People who don't agree with me are bad people. There is no way for rational people to look at the same evidence as me and come to different conclusions. This is impossible, for I am always right, and it's obvious to me that my beliefs are true, therefore their truth must be obvious to everybody, so if other people disagree they are willfully disagreeing with reality and goodness and therefore evil.

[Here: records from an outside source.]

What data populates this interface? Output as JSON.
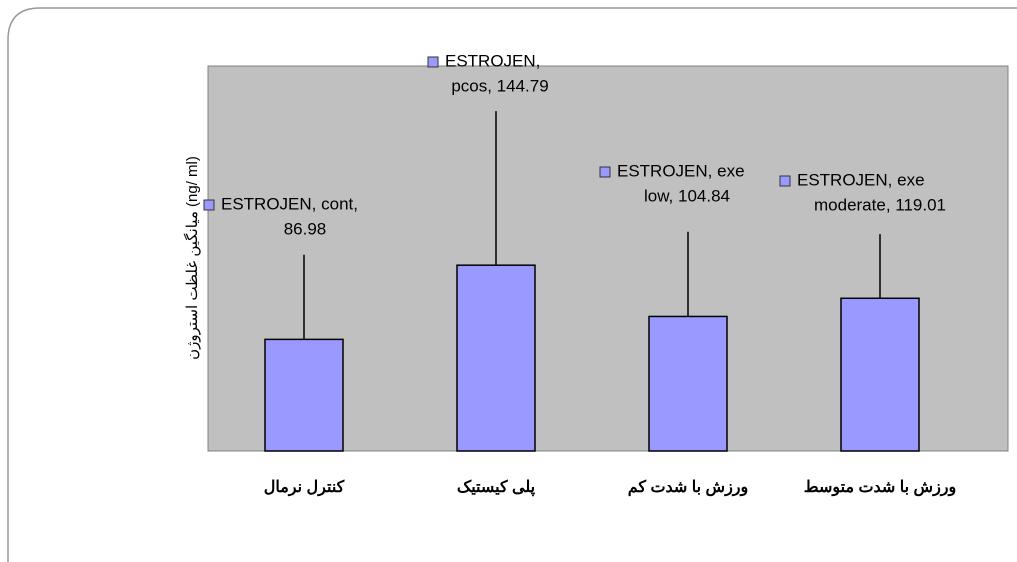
{
  "chart_data": {
    "type": "bar",
    "y_axis_label": "میانگین غلظت استروژن (ng/ ml)",
    "categories": [
      "کنترل نرمال",
      "پلی کیستیک",
      "ورزش با شدت کم",
      "ورزش با شدت متوسط"
    ],
    "values": [
      86.98,
      144.79,
      104.84,
      119.01
    ],
    "errors": [
      66,
      120,
      66,
      50
    ],
    "label_prefixes": [
      "ESTROJEN, cont,",
      "ESTROJEN,",
      "ESTROJEN, exe",
      "ESTROJEN, exe"
    ],
    "value_labels": [
      "86.98",
      "pcos, 144.79",
      "low, 104.84",
      "moderate, 119.01"
    ],
    "color": "#9999ff",
    "plot_background": "#c0c0c0",
    "ylim": [
      0,
      300
    ]
  }
}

--- On Tue, 1/6/09, James Straub <rustbeltjacobin at gmail.com> wrote:
> From: James Straub <rustbeltjacobin at gmail.com>
> Subject: Re: [lbo-talk] Franken wins Minnesota
> To: lbo-talk at lbo-talk.org
> Date: Tuesday, January 6, 2009, 7:19 PM
> >
> Indeed.
>
> I really wonder sometimes. People on this left who talk
> about what pure views a person needs to have in order to be
> part of the solution rather than the problem, I wonder what
> they would think if they took 60 hours to go
> person-by-person in a working-class neighborhood in suburban
> tampa, south philly or rural wisconsin, and run their
> checklist of correct views by each individual. It'd be
> an unpleasant thing, to meet so many nice proletarians who
> qualify as scumbags, no? If carrol on lenin's tomb met
> even one person they felt had acceptable politics, I'd
> be surprised.
>
> Doug is fond of throwing around the number 10%, to estimate
> the percent of people in the US who have 'solidly
> left-wing politics'. But judging from what we think it
> takes for one's politics to be 'solidly
> left-wing', is there anyone on this list who thinks that
> there's really 30 million americans who fit the bill?